Construction is underway at the site of what officials say will be the largest permanent outdoor amphitheater in the state.
Officials with Rogers-based Crossland Construction on Tuesday led a brief tour of the new Arkansas Music Pavilion site, located 20 miles north of Fayetteville off Interstate 540 across from the Pinnacle Hills Promenade.
The new $11 million venue will feature a 5,430-square-foot stage with a 34,500-square-foot pavilion for audiences and artists, as well as ticketing facilities, artist lounges, restrooms, and other permanent amenities.
The new amphitheater will accommodate over 7,000 attendees, with plans for 3,000 covered fixed seats and 4,000 sloped lawn seats.
The Walton Arts Center Council voted in May to move the venue to the new site, ending the AMP’s nine-year run of concerts in its hometown of Fayetteville. Officials said they hope the new larger facility will become a major stop for major touring concerts in the mid-south as it competes with markets like Dallas, Tulsa and Kansas City.

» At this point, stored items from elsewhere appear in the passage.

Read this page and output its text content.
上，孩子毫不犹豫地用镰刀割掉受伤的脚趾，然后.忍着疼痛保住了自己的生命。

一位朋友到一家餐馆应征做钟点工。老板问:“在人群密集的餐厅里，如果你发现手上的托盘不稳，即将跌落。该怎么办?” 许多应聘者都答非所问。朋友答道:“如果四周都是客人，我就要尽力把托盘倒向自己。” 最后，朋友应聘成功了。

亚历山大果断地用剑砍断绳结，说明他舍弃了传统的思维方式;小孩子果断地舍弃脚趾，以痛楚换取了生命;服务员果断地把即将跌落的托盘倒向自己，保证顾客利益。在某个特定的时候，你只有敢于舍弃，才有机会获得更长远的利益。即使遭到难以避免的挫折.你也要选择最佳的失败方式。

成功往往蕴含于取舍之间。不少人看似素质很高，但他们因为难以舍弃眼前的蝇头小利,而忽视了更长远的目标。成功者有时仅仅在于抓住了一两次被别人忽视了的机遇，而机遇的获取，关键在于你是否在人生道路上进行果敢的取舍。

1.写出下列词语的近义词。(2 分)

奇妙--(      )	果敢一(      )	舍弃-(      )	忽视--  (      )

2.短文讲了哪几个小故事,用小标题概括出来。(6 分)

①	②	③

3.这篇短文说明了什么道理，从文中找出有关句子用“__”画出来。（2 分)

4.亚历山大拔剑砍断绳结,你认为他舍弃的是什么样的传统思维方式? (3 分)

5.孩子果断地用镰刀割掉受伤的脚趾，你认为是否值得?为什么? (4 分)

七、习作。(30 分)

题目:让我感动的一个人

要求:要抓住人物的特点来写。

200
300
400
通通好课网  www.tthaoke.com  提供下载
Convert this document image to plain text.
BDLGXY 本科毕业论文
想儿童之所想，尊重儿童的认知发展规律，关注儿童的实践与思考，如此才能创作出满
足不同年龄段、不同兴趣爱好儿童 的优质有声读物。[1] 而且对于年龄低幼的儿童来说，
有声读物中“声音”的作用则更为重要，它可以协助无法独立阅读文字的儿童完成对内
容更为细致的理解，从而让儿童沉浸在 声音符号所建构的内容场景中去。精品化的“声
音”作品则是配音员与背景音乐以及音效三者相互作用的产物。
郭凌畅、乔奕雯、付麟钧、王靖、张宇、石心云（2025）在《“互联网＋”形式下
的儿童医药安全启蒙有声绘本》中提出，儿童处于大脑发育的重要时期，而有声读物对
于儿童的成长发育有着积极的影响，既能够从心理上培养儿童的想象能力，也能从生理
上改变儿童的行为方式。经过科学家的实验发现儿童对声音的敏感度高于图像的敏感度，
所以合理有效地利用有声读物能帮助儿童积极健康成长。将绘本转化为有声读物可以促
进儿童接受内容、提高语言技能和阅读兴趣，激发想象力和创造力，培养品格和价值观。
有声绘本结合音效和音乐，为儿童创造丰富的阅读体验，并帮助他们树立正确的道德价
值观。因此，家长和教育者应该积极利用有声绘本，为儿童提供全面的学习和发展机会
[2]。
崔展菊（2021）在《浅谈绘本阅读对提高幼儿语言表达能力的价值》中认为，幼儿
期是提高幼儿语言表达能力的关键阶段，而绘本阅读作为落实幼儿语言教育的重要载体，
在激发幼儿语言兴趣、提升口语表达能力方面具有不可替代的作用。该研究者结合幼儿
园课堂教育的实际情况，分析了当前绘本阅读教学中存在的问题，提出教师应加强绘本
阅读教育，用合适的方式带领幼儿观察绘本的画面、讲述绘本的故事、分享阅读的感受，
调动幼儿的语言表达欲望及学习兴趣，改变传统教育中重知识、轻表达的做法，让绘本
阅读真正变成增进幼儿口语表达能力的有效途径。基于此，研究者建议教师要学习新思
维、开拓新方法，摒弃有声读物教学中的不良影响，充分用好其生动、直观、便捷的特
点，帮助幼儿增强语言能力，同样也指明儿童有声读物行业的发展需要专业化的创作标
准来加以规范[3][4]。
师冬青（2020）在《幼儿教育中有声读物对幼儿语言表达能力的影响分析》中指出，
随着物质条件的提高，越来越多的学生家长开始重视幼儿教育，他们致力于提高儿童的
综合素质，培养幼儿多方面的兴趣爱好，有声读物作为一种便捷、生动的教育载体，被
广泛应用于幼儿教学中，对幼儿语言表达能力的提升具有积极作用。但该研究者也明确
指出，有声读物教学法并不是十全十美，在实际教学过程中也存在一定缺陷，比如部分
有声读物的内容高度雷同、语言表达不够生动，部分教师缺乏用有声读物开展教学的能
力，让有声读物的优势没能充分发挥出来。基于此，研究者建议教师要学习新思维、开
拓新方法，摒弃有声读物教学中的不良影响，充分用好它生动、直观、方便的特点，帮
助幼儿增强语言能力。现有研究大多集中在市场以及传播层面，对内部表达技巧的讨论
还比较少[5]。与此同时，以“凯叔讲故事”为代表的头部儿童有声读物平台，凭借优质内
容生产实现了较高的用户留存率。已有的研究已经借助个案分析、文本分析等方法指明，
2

Walton Arts Center officials said on Tuesday that the facility will be renamed the Walmart AMP, thanks to a $2.5 million capital investment and 10 years of pledged support from the retail giant. Walmart joins Johnelle Hunt, who donated the land and a $3 million interest-free loan, as well as the Willard and Pat Walker Charitable Foundation, who donated $2.5 million for the project.
Construction on the facility began in October. Despite several rounds of winter weather, officials said Tuesday the project is still on track to be open sometime in June.
Two concerts have already been announced for the upcoming summer concert season, including Willie Nelson, Alison Krauss and Jason Isbell on July 7, and country music star Jake Owen on Sept. 11.
Oddly enough, the new AMP is the second outdoor concert facility in the region to race against time in an effort to complete construction for a scheduled Willie Nelson concert in recent years. The country music legend was forced to cancel a July 2011 appearance after construction fell behind at the planned Osage Creek Amphitheatre, which has yet to be built in western Benton County.